If you look at this passage and really ponder it, you will see the deep longing of humanity for peace. Sometimes I find myself weeping at the words, "swords into plowshares":
The word that Isaiah son of Amoz saw concerning Judah and Jerusalem.
In days to come
the mountain of the LORD’s house
shall be established as the highest of the mountains,
and shall be raised above the hills;
all the nations shall stream to it.
Many peoples shall come and say,
“Come, let us go up to the mountain of the LORD,
to the house of the God of Jacob;
that he may teach us his ways
and that we may walk in his paths.”
For out of Zion shall go forth instruction,
and the word of the LORD from Jerusalem.
He shall judge between the nations,
and shall arbitrate for many peoples;
they shall beat their swords into plowshares,
and their spears into pruning hooks;
nation shall not lift up sword against nation,
neither shall they learn war any more.
O house of Jacob,
come, let us walk
in the light of the LORD!
Now take a look at something The Rev. Canon Carol L. Wade of the National Cathedral has to say:
Advent takes us on a journey where darkness unfurls into light.
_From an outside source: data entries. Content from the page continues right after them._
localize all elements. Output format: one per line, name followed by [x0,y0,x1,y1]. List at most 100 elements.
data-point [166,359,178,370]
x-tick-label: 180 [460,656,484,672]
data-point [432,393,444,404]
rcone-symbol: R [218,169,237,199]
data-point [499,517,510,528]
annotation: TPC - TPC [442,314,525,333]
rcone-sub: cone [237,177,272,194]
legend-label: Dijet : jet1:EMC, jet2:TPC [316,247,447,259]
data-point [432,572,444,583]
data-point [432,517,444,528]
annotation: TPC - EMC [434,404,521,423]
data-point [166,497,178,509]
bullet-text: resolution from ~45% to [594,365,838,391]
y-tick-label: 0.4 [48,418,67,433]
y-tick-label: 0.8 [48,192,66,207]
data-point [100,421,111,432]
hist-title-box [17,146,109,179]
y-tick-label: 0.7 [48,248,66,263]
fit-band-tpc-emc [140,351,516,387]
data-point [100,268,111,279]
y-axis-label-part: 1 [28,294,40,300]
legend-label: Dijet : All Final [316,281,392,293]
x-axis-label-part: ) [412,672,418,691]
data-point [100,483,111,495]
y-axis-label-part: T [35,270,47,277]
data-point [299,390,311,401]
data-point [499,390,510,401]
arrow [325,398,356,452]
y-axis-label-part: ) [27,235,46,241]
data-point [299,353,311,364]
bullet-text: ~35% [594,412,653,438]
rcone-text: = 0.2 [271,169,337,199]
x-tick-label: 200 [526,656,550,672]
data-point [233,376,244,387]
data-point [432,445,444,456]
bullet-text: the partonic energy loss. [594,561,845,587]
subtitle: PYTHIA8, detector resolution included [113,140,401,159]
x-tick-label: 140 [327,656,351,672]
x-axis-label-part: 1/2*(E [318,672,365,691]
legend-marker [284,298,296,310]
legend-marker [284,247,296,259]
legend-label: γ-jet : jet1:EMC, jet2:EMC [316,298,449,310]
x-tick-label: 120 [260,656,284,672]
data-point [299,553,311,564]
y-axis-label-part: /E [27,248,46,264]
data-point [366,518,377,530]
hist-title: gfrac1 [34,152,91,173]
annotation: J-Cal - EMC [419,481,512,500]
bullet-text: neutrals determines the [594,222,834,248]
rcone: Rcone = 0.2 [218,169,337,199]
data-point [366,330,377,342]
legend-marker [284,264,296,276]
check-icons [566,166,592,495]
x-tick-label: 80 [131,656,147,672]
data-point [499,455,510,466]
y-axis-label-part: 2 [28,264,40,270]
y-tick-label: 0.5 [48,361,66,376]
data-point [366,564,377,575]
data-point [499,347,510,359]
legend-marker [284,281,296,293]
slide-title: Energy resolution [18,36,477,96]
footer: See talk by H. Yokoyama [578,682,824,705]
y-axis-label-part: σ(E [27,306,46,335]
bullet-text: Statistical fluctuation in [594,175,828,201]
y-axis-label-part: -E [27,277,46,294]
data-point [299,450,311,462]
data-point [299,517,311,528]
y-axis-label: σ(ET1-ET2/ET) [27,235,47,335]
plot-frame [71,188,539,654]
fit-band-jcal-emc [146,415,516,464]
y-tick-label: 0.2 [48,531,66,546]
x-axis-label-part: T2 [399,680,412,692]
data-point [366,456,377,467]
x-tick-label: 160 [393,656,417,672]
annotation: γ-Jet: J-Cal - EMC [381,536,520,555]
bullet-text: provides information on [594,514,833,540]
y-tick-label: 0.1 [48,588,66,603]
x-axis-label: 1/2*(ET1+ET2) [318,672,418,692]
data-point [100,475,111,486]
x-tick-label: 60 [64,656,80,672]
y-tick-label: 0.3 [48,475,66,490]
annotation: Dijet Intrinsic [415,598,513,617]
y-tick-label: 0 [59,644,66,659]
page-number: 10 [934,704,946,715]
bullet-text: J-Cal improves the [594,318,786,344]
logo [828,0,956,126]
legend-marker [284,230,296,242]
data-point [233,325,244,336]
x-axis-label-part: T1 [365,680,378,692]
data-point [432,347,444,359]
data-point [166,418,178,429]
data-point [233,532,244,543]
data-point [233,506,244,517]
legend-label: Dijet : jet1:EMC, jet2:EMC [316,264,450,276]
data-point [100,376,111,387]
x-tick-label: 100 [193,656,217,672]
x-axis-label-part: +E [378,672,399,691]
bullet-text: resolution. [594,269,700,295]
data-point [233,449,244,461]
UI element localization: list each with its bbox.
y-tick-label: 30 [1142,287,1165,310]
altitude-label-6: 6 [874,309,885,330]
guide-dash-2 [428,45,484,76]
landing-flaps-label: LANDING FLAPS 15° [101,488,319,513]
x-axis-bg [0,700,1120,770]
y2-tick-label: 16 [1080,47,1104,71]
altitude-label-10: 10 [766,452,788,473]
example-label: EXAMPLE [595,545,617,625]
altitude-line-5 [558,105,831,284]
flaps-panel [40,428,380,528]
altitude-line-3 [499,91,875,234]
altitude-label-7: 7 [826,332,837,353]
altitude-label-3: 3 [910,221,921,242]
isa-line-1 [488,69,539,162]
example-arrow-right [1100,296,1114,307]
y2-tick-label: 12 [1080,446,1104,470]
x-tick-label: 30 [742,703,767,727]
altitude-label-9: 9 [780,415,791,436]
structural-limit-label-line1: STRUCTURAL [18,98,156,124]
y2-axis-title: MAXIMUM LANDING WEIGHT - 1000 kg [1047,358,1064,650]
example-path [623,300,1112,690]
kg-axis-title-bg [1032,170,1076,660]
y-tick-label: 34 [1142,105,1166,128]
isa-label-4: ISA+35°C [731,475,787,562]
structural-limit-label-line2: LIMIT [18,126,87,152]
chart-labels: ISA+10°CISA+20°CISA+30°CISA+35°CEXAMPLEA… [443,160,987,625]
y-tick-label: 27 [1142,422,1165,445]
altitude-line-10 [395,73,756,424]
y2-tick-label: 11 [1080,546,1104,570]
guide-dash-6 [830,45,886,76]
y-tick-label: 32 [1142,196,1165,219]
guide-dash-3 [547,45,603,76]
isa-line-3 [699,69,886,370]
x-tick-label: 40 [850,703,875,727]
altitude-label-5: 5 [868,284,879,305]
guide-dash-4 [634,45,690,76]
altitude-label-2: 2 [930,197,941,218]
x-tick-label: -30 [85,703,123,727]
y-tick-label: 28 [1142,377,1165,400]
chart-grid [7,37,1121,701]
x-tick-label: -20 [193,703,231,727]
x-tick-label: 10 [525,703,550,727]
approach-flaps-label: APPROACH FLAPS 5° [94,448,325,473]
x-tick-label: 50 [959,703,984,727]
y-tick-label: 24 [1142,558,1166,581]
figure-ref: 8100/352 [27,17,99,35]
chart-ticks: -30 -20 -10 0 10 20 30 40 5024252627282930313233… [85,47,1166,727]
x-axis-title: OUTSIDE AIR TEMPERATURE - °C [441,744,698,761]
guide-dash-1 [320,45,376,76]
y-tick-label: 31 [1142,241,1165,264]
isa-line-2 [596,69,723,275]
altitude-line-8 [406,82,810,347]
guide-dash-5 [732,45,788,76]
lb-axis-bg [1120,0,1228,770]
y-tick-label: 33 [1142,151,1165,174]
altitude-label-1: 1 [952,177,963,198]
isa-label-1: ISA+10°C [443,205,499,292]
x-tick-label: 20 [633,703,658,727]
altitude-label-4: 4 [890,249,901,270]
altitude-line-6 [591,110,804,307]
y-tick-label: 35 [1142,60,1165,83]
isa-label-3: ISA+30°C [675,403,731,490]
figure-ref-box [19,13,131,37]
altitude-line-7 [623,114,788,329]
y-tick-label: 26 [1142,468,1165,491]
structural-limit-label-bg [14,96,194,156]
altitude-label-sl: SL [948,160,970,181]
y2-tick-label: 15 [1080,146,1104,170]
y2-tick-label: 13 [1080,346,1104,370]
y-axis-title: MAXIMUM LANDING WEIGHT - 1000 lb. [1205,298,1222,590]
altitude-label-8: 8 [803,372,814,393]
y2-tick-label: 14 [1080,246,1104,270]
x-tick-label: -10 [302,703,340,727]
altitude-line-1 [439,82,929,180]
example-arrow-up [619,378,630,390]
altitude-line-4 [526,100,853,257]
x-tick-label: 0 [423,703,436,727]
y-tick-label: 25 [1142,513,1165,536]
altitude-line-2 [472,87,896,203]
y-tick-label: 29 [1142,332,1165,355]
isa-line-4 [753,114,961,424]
It offers the opportunity to discover God’s light and God’s work in our lives and encourages us to bring that to others. Isaiah says that we are to study. Even in Christ’s school of prayer, studying comes with homework. So this is your assignment. Prayerfully read Isaiah 2:1-5 each day this week. You will be hard pressed to find a more magnificent work of poetry and compelling vision of peace. And watch; keep alert to how our angers, hostilities and petty meannesses are bent into God’s peace.
The school of prayer has homework! How true. How can I expect nation not to lift sword against nation if I cannot tame my own tendency toward "angers, hostilities and petty meannesses"? This is good homework, this self-examination.
Let us cultivate an aspiration for peace, indeed.